Chances are, if you are alive and breathing right now, you probably watched a few minutes of this year’s Super Bowl. In case you missed it, the Baltimore Ravens beat the San Francisco 49ers, 34-31.
The MVP of the Super Bowl was none other than the embattled Ravens Quarterback Joe Flacco, one of the most polarizing sports figures in Baltimore history. Flacco had a record-tying postseason, throwing 11 touchdowns to zero interceptions, tying the great Joe Montana. Flacco followed up that performance this week by signing a $120.6 contract extension, the richest in NFL history.
Most people will say he doesn’t deserve it. They will look at his regular season stats and fantasy projections and dismiss him as average or above-average. He’s got a unibrow and is awkward and goofy on camera. He is usually quiet and reserved.
All he does is win games.
I’m about to take the “is beer pong a sport” to a whole new level. But at the end of the day, being a great quarterback is a lot like being a great beer pong player.
Bring up the topic of rankings and you will get a vicious debate no matter what the subject. What’s the best album? What’s the best movie? What’s the best food? Who’s the best quarterback? And my favorite: Who’s the best beer pong player?
Let’s take a look at some of the things that make a beer pong player (and quarterback) great:
A pong player has to have some kind of talent. Some people are naturals and need little to no practice at all. Some need to work harder at it, but with a certain amount of practice can shoot just as consistently as others. In comparison, a quarterback in the NFL needs to have the ability as well. Quickness, arm strength, quick decision making, etc.
Too many players are judged solely on stats. Sure, stats are important, but they aren’t the most important. On Day 3 of the World Series of Beer Pong, your 12 satellite victories don’t matter. In the NFL, your regular season passing records don’t matter. The most important stat is wins, not your shooting percentage.
On the football field, the quarterback needs to have chemistry with his offensive teammates. The offensive line needs to be in sync, the receivers need to be on the same page, and the running back needs to get involved. Knowing where and when to throw the ball is the same as knowing when to take the third shot and who takes the rebuttal. A great player speaks up for the shot when he’s feeling it, and knows when to pass it off when he’s not.

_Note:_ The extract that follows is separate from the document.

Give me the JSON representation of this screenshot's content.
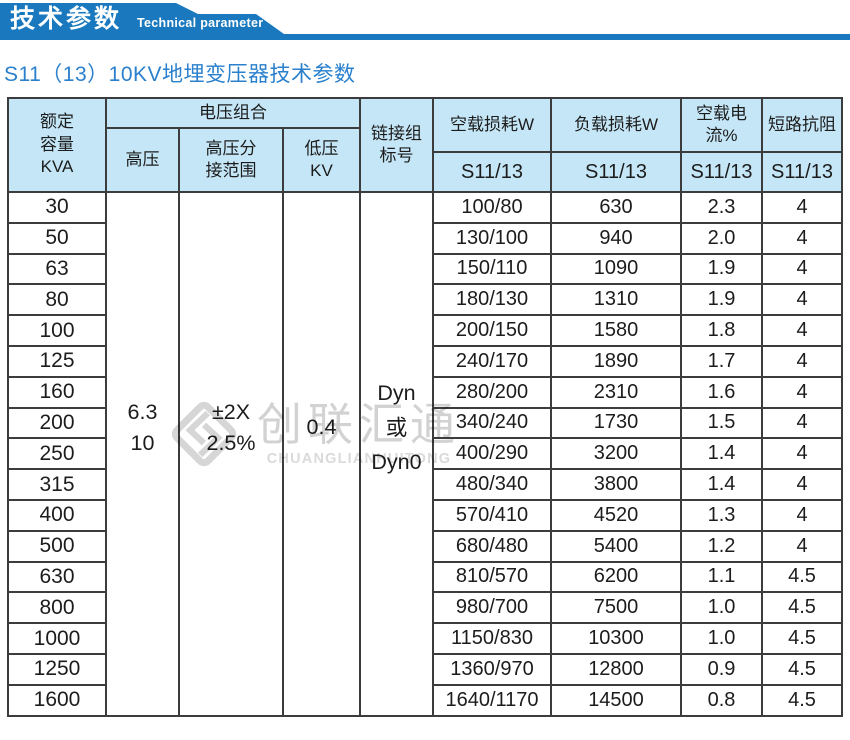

A great beer pong player can silence his opponent by staying focused on his shot. Trash talk and distractions rarely affect top players. In the NFL, a great quarterback drowns out the 12th man.
Great beer pong players and great quarterback have all the intangibles. The great ones know how to step it up for big shots and in big tournaments, just like a great quarterback knows how to win the game with two minutes left and the length of the field to drive. Great players feed off the intensity of the crowd and the magnitude of the game. Great players don’t throw their partners under the bus after poor shooting, or place the blame on the wide receiver that dropped the big pass.
Is there a magic formula that makes a great beer pong player? No. For now, the big money in beer pong comes from playing with someone else. No one is writing checks for $50,000 or $100,000 for singles players. You need a teammate and you need to play like a team. The two most talented players don’t win every time. Teams with character win championships and go far into tournaments. Beer pong is more than how many hundos you shot.
Has Joe Flacco ever played beer pong? I’m not sure, but I bet he’d be pretty damn good.